Germany’s move comes after Austria’s lower house of parliament in July passed a bill banning all uses of glyphosate and after some 20 French mayors last month banned it from their municipalities, defying the government.

Bayer disagreed with Germany’s decision, saying: “Such a ban would ignore the overwhelming scientific assessments of competent authorities around the world that have determined for more than 40 years that glyphosate can be used safely.”

Glyphosate is cleared for use in the European Union until December 2022. Glyphosate-based herbicides are the most commonly applied weed control products in the world.

The German government said it would systematically reduce the use of herbicides containing glyphosate from 2020.

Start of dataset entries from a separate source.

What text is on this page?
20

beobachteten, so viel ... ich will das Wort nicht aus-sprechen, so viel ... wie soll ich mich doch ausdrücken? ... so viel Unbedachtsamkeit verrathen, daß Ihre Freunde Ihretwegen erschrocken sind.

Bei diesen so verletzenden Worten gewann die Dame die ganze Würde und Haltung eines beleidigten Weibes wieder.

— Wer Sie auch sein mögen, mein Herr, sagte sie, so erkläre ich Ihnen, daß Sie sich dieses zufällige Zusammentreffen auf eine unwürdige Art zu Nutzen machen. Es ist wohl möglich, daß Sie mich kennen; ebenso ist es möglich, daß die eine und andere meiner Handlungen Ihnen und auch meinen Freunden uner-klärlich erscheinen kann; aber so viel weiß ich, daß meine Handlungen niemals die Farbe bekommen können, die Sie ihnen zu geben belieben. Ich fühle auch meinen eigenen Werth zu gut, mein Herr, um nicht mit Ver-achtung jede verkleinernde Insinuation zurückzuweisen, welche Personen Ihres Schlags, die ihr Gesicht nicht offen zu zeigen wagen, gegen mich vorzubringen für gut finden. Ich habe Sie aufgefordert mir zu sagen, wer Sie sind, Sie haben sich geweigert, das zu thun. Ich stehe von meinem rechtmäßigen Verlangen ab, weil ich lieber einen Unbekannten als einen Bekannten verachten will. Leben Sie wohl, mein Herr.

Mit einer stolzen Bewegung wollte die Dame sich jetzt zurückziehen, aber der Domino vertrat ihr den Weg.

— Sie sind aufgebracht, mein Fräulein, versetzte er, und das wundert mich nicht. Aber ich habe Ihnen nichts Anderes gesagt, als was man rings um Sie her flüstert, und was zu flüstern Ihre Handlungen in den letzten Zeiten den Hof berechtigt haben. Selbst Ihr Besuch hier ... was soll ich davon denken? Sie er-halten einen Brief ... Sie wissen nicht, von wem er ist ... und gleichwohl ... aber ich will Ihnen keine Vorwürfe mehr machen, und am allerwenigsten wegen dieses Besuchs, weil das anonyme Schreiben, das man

It said there would be a substantial reduction in the quantity of herbicides containing glyphosate being sprayed – due to bans on use in private homes and gardens plus public areas as well as a ban on use before harvests and considerable restrictions on use before sowing and after harvests.

Glyphosate was developed by Monsanto under the brand Roundup. It is now off-patent and marketed worldwide by dozens of other chemical groups including Dow Agrosciences and Germany’s BASF.

Concerns about its safety emerged when a World Health Organization agency concluded in 2015 that it probably causes cancer.

Bayer, which acquired Monsanto last year, says studies and regulators have deemed glyphosate and Roundup safe for human use. The company faces lawsuits over claims the product causes non-Hodgkin’s lymphoma.